Kedua, dampak kerugian perekonomian negara karena memberikan dampak kelangkaan dan mahalnya harga minyak goreng yang menimbulkan beban tinggi terhadap perekonomian yang dirasakan oleh masyarakat dan perusahaan yang yang menggunakan bahan baku produk turunan CPO.

Berdasarkan Laporan Kajian Analisis Keuntungan Ilegal dan Kerugian Perekonomian Negara Akibat Korupsi di Sektor Minyak Goreng dari Fakultas Ekonomika dan Bisnis (FEB) Universitas Gadjah Mada pada 15 Juli 2022, terdapat kerugian perekonomian negara akibat kelangkaan dan mahalnya harga minyak goreng seluruhnya. Nilainya sebesar Rp10.960.141.557.673 yang terdiri dari kerugian rumah tangga sebesar Rp1.351.911.733.986 dan kerugian dunia usaha Rp9.608.229.823.687.

4. Kronologi kasus

Kasus ini berawal ketika Kejaksaan Agung menyelidiki kasus dugaan tindak pidana korupsi minyak goreng yang akhirnya menyebabkan kelangkaan hingga kerugian perekonomian negara.

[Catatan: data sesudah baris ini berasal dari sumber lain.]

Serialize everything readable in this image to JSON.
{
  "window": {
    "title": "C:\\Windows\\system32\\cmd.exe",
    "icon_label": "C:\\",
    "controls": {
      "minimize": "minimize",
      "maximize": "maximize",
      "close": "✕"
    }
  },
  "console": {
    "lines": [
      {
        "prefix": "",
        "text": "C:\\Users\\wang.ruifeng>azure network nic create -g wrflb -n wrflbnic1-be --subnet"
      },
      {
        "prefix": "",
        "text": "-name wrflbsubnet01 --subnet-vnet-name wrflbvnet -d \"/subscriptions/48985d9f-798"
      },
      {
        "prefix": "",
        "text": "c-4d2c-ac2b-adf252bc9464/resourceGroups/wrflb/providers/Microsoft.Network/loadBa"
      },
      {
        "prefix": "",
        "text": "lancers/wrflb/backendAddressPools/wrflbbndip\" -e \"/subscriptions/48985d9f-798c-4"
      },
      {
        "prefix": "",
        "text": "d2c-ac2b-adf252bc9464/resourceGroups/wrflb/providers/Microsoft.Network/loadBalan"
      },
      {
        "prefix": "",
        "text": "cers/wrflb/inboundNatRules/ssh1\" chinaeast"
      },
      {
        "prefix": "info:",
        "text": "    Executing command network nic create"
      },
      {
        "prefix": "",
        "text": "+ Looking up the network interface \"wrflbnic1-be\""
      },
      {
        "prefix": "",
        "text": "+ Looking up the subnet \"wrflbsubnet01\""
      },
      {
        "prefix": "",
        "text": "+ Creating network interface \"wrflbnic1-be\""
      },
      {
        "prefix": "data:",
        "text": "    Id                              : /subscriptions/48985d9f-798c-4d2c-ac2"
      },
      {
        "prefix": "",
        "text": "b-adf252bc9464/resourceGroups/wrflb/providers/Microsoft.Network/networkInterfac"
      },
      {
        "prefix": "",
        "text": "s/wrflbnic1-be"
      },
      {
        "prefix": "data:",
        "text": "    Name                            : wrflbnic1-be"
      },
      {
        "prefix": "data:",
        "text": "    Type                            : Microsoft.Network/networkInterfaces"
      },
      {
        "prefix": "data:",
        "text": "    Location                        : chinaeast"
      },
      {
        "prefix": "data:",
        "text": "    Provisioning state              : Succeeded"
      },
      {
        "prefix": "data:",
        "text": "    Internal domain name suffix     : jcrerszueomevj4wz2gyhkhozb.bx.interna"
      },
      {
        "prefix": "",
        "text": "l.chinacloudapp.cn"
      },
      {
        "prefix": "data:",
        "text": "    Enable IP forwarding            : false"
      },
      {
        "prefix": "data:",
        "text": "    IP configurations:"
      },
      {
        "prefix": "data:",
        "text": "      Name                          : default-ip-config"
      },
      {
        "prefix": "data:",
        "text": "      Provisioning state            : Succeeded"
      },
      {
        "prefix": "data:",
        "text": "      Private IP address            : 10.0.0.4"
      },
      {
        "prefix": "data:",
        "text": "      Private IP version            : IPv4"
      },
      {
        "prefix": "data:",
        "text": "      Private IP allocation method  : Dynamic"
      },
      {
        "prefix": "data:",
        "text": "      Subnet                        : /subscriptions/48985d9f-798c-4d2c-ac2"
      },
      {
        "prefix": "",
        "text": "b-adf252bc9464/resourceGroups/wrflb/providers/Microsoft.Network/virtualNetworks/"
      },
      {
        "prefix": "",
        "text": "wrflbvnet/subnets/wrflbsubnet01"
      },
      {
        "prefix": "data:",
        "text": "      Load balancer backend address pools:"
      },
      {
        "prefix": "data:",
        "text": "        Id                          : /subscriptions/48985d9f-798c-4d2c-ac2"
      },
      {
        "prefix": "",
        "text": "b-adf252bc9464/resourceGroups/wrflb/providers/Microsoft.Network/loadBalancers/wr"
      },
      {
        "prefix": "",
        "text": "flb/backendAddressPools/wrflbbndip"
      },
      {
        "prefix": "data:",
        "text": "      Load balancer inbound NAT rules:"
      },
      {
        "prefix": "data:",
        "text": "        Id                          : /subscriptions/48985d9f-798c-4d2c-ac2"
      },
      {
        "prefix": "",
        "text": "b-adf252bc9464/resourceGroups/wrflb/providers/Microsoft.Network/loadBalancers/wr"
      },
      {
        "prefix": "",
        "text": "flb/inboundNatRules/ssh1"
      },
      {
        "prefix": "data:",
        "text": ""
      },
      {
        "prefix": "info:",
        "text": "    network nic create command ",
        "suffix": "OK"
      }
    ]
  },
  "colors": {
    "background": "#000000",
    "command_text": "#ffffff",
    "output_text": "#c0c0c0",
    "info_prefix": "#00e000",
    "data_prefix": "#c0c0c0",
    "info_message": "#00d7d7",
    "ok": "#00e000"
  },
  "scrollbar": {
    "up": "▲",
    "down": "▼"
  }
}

Direktur Penyidikan Jaksa Agung Muda Pidana Khusus Kejagung Supardi menyatakan dirinya telah memerintahkan 10 jaksa penyelidik untuk memantau dugaan korupsi dari kelangkaan minyak goreng di Tanah Air.

Pemantauan itu, kata Supardi, dilakukan jauh sebelum Masyarakat Anti Korupsi Indonesia (MAKI) melaporkan perkara dugaan tindak pidana korupsi minyak goreng ke Kejagung.

“Sebelum dilaporkan ke kami, kami sudah lakukan pemantauan sejak kelangkaan itu terjadi. Tapi ya tidak apa-apa, kalau mau buat laporan juga ke kami ya,” ucap Supardi ketika dihubungi pada pertengahan Maret lalu.

5. Sebanyak 160 Eksportir diselidiki

Berikutnya, setelah beberapa lama, Supardi memanggil sejumlah eksportir minyak goreng dari total 160 eksportir yang diselidiki. Ia menduga ada perbuatan melawan hukum terkait kebijakan wajib pasok kebutuhan minyak goreng dalam negeri atau domestic market obligation (DMO).

Kejagung melakukan gelar perkara untuk menetapkan tersangka perkara ini pada April 2022. Kepala Pusat Penerangan Hukum Kejagung Ketut Sumedana menjelaskan, penyidik Kejagung menemukan fakta hukum ada dugaan gratifikasi pemberian izin penerbitan persetujuan ekspor (PE) dari Kementerian Perdagangan kepada anak usaha Wings Food Group yaitu PT Karya Indah Alam Sejahtera dan PT Mikie Oleo Nabati Industri.

“Jadi disinyalir ada gratifikasi dalam pemberian izin penerbitan PE tersebut dari Kemendag kepada PT Karya Indah Alam Sejahtera dan PT Mikie Oleo Nabati Industri,” kata Ketut dalam keterangan resmi di Jakarta beberapa waktu lalu.

Saat itu Ketut menjelaskan, PT Karya Indah Alam Sejahtera dan PT Mikie Oleo Nabati Industri itu tidak memenuhi syarat DMO-DPO untuk melakukan ekspor. Namun begitu, dua perusahaan itu tetap diberikan izin oleh Kementerian Perdagangan untuk mengekspor.